Quel est le régime applicable à l’exécution de la peine de M.Atlaoui en France ?
Une fois la peine prononcée par la juridiction étrangère adaptée, l’exécution en France de la condamnation étrangère soulève encore la question de son régime. De nouveau, la loi apporte une réponse en disposant que l’application de la peine est régie par les dispositions du Code de procédure pénale, ce qui exclut toute application du droit indonésien. Serge Atlaoui subira par conséquent sa peine dans les prisons françaises dans les mêmes conditions que le reste de la population pénale et il est susceptible, à l’avenir, de bénéficier de mesures d’individualisation judiciaires de sa peine. La peine privative de liberté ne saurait en effet se réduire aujourd’hui à l’incarcération et peut prendre la forme d’une semi-liberté, d’une détention à domicile sous surveillance électronique ou encore d’une libération conditionnelle.
En outre, Serge Atlaoui pourra demander une suspension de peine médicale de l’article 720-1-1 du Code de procédure pénale. Le transfèrement a en effet été accordé par les autorités indonésiennes pour un motif humanitaire, car ce dernier suivait de manière hebdomadaire des soins à l’hôpital. Pour autant, cela ne rend pas l’intéressé nécessairement éligible à cette mesure de libération, puisqu’elle implique que la pathologie engage son pronostic vital ou que son état de santé soit durablement incompatible avec la détention. Il faut comprendre que la libération n’est possible qu’en phase terminale d’une pathologie mortelle ou lorsqu’une personne détenue ne peut recevoir les soins appropriés en prison et, notamment, à l’hôpital pénitentiaire de Fresnes.

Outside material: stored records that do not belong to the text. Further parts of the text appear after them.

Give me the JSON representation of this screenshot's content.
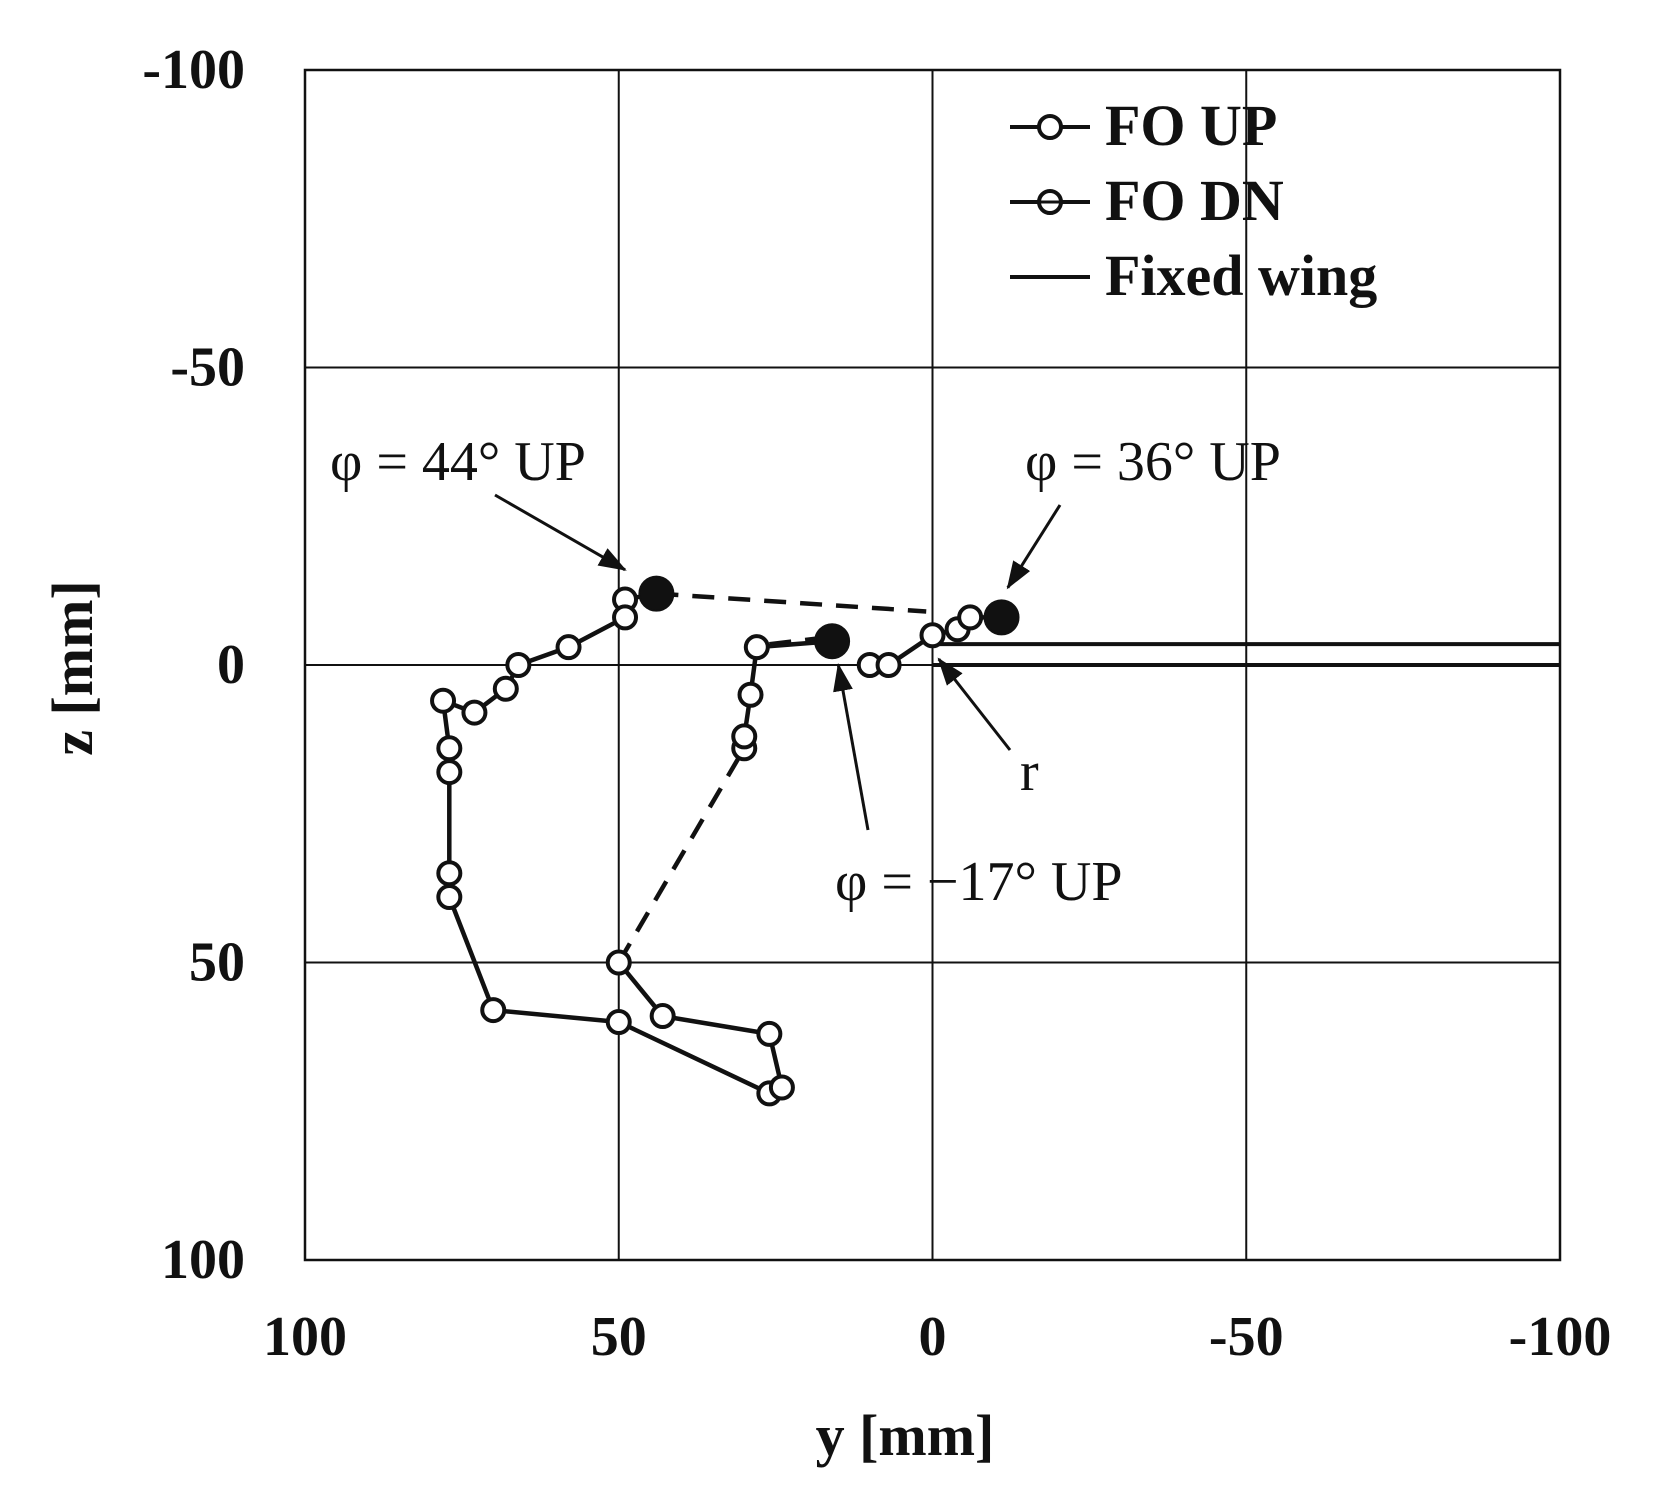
{
  "chart_data": {
    "type": "scatter",
    "title": "",
    "xlabel": "y [mm]",
    "ylabel": "z [mm]",
    "x_axis_reversed": true,
    "y_axis_reversed": true,
    "xlim": [
      100,
      -100
    ],
    "ylim": [
      -100,
      100
    ],
    "xticks": [
      100,
      50,
      0,
      -50,
      -100
    ],
    "yticks": [
      -100,
      -50,
      0,
      50,
      100
    ],
    "xtick_labels": [
      "100",
      "50",
      "0",
      "-50",
      "-100"
    ],
    "ytick_labels": [
      "-100",
      "-50",
      "0",
      "50",
      "100"
    ],
    "grid": true,
    "legend_position": "top-right",
    "legend": [
      {
        "label": "FO UP",
        "style": "line-open-circle"
      },
      {
        "label": "FO DN",
        "style": "line-open-circle-bar"
      },
      {
        "label": "Fixed wing",
        "style": "line"
      }
    ],
    "series": [
      {
        "name": "FO UP",
        "marker": "open-circle",
        "points": [
          [
            44,
            -12
          ],
          [
            49,
            -11
          ],
          [
            49,
            -8
          ],
          [
            58,
            -3
          ],
          [
            66,
            0
          ],
          [
            68,
            4
          ],
          [
            73,
            8
          ],
          [
            78,
            6
          ],
          [
            77,
            14
          ],
          [
            77,
            18
          ],
          [
            77,
            35
          ],
          [
            77,
            39
          ],
          [
            70,
            58
          ],
          [
            50,
            60
          ],
          [
            26,
            72
          ],
          [
            24,
            71
          ],
          [
            26,
            62
          ],
          [
            43,
            59
          ],
          [
            50,
            50
          ],
          [
            30,
            14
          ],
          [
            30,
            12
          ],
          [
            29,
            5
          ],
          [
            28,
            -3
          ],
          [
            16,
            -4
          ],
          [
            10,
            0
          ],
          [
            7,
            0
          ],
          [
            0,
            -5
          ],
          [
            -4,
            -6
          ],
          [
            -6,
            -8
          ],
          [
            -11,
            -8
          ]
        ]
      },
      {
        "name": "Fixed wing",
        "segments": [
          [
            [
              0,
              -3.5
            ],
            [
              -100,
              -3.5
            ]
          ],
          [
            [
              0,
              0
            ],
            [
              -100,
              0
            ]
          ]
        ]
      }
    ],
    "dashed_segments": [
      [
        [
          44,
          -12
        ],
        [
          1,
          -9
        ]
      ],
      [
        [
          50,
          50
        ],
        [
          30,
          14
        ]
      ],
      [
        [
          26,
          -3.5
        ],
        [
          18,
          -4.5
        ]
      ]
    ],
    "highlighted_points": [
      {
        "label": "φ = 44°  UP",
        "x": 44,
        "y": -12
      },
      {
        "label": "φ = 36°  UP",
        "x": -11,
        "y": -8
      },
      {
        "label": "φ = −17°  UP",
        "x": 16,
        "y": -4
      }
    ],
    "annotations": [
      {
        "text": "φ = 44°  UP",
        "points_to": [
          49,
          -16
        ]
      },
      {
        "text": "φ = 36°  UP",
        "points_to": [
          -12,
          -13
        ]
      },
      {
        "text": "φ = −17°  UP",
        "points_to": [
          15,
          0
        ]
      },
      {
        "text": "r",
        "points_to": [
          -1,
          -1
        ]
      }
    ]
  }
}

Soulignons alors que la libération de Serge Atlaoui n’est ni automatique ni garantie, malgré son transfèrement et ses difficultés de santé. Si une loi d’amnistie est possible, elle parait très improbable ; le pouvoir exécutif pourrait quant à lui envisager une mesure de grâce pour mettre fin à l’incarcération, en modifiant la peine (commutation) ou par une remise de peine (réduction). L’une et l’autre de ces portes ont été ouvertes par les autorités indonésiennes, qui laissent à la France la liberté d’accorder « sa clémence, une amnistie ou une réduction de peine » (Le Monde, 4 février 2021). Demeure une interrogation : pourquoi cette personne devrait-elle bénéficier du fait du Prince ? À notre sens, une telle mesure ne serait légitime que si le président de la République considère que le ressortissant français a subi dans les prisons indonésiennes des traitements inhumains ou dégradants ou que son procès n’a pas été équitable. Dans cette dernière hypothèse, bien que ce dernier plaide toujours son innocence, aucun recours en révision ne saurait en effet être intenté contre la condamnation étrangère en France. La grâce se révèle ainsi susceptible, dans ces hypothèses, d’être au service de la justice.